CAPE PERDIDO by Marcia Muller - SIGNED FIRST EDITION BOOK
From its source deep in the wilderness on Soledad Ridge, the clear, cold water of the Perdido River begins its journey to the sea. Twenty-seven miles of mostly navigable water held in the California Public Trust because it is deemed too valuable for individual ownership. A protected place-for now.
Imagine yourself standing near the spring where the river rushes from the earth. It flows rapidly, leaping and bounding over boulders that churn it to whitewater. Ancient redwoods crowd in upon its rocky banks, shafts of sunlight penetrating their dense foliage. The cry of a hawk splits the silence, and you look up in time to see it soar against the blue sky.
You follow the river miles downstream, to where it widens and moves under eucalyptus, tanbark oak, and pine. Its banks are reed choked, a nesting place for waterfowl. A great blue heron cranes its long neck, and an osprey rises up, its wings beating the air.
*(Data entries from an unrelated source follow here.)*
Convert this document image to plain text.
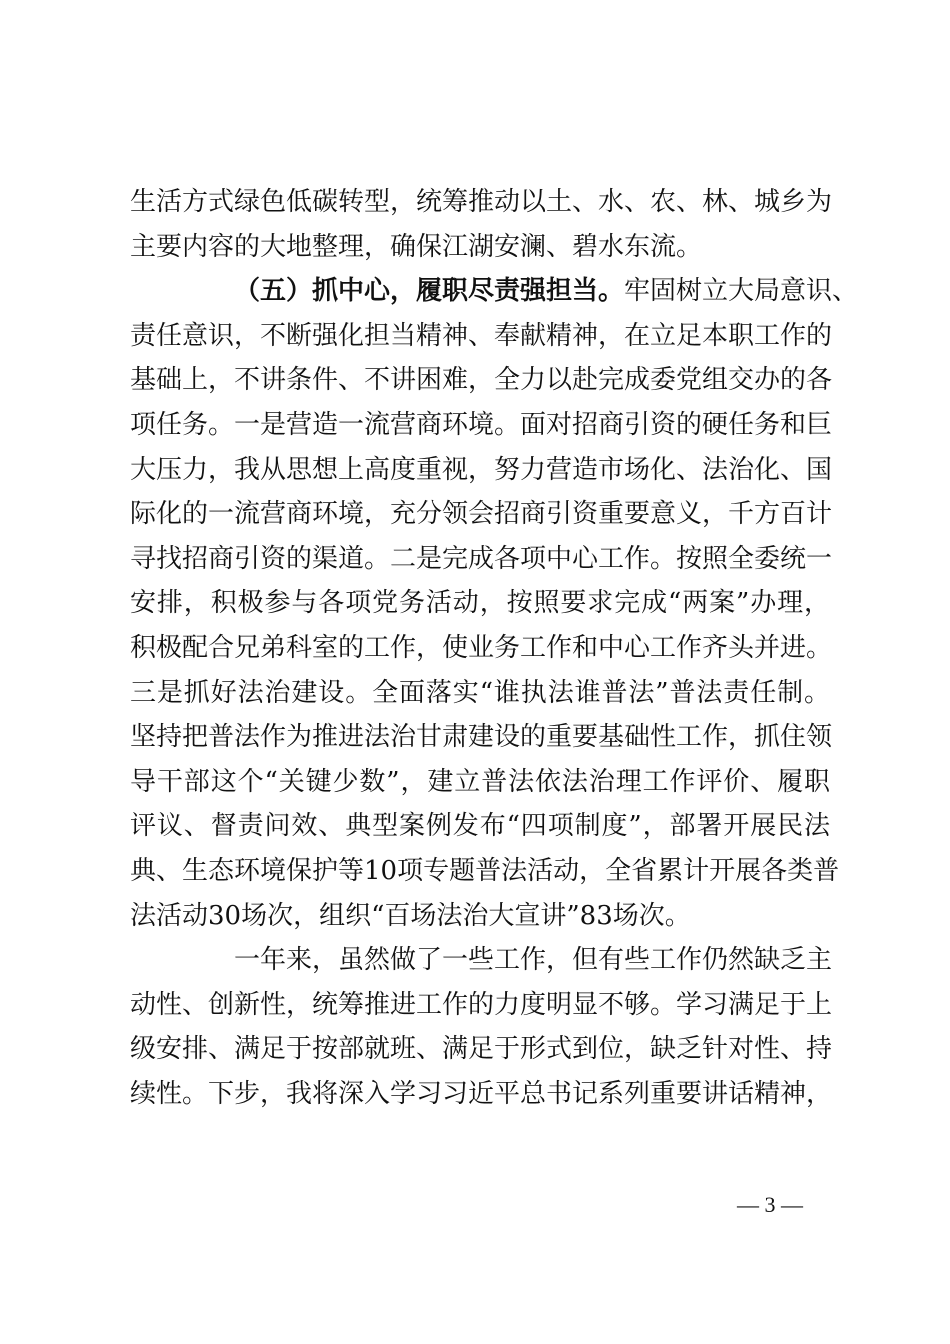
生活方式绿色低碳转型，统筹推动以土、水、农、林、城乡为
主要内容的大地整理，确保江湖安澜、碧水东流。
（五）抓中心，履职尽责强担当。牢固树立大局意识、
责任意识，不断强化担当精神、奉献精神，在立足本职工作的
基础上，不讲条件、不讲困难，全力以赴完成委党组交办的各
项任务。一是营造一流营商环境。面对招商引资的硬任务和巨
大压力，我从思想上高度重视，努力营造市场化、法治化、国
际化的一流营商环境，充分领会招商引资重要意义，千方百计
寻找招商引资的渠道。二是完成各项中心工作。按照全委统一
安排，积极参与各项党务活动，按照要求完成“两案”办理，
积极配合兄弟科室的工作，使业务工作和中心工作齐头并进。
三是抓好法治建设。全面落实“谁执法谁普法”普法责任制。
坚持把普法作为推进法治甘肃建设的重要基础性工作，抓住领
导干部这个“关键少数”，建立普法依法治理工作评价、履职
评议、督责问效、典型案例发布“四项制度”，部署开展民法
典、生态环境保护等10项专题普法活动，全省累计开展各类普
法活动30场次，组织“百场法治大宣讲”83场次。
一年来，虽然做了一些工作，但有些工作仍然缺乏主
动性、创新性，统筹推进工作的力度明显不够。学习满足于上
级安排、满足于按部就班、满足于形式到位，缺乏针对性、持
续性。下步，我将深入学习习近平总书记系列重要讲话精神，
— 3 —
Sun dapples the flanks of the coho salmon and steelhead trout that have swum upstream to spawn, and you spot the sleek brown flash of a river otter as it plays in the current. You sniff air laden with pine resin and the peculiar, mentholated odor of eucalyptus.
This is a place out of time-for now.
West, where the Perdido eases off to sea level, it moves lazily around sandbars and between white sand beaches, carrying with it kayakers, swimmers, and dogs splashing after Frisbees their owners have tossed. Many of these people are locals, but most are tourists, drawn here by the river's recreational activities. Tourists, who are the lifeblood of Cape Perdido, the seaside town to the north. You watch them and think it is wonderful that all this has been preserved in its natural state for everyone's enjoyment.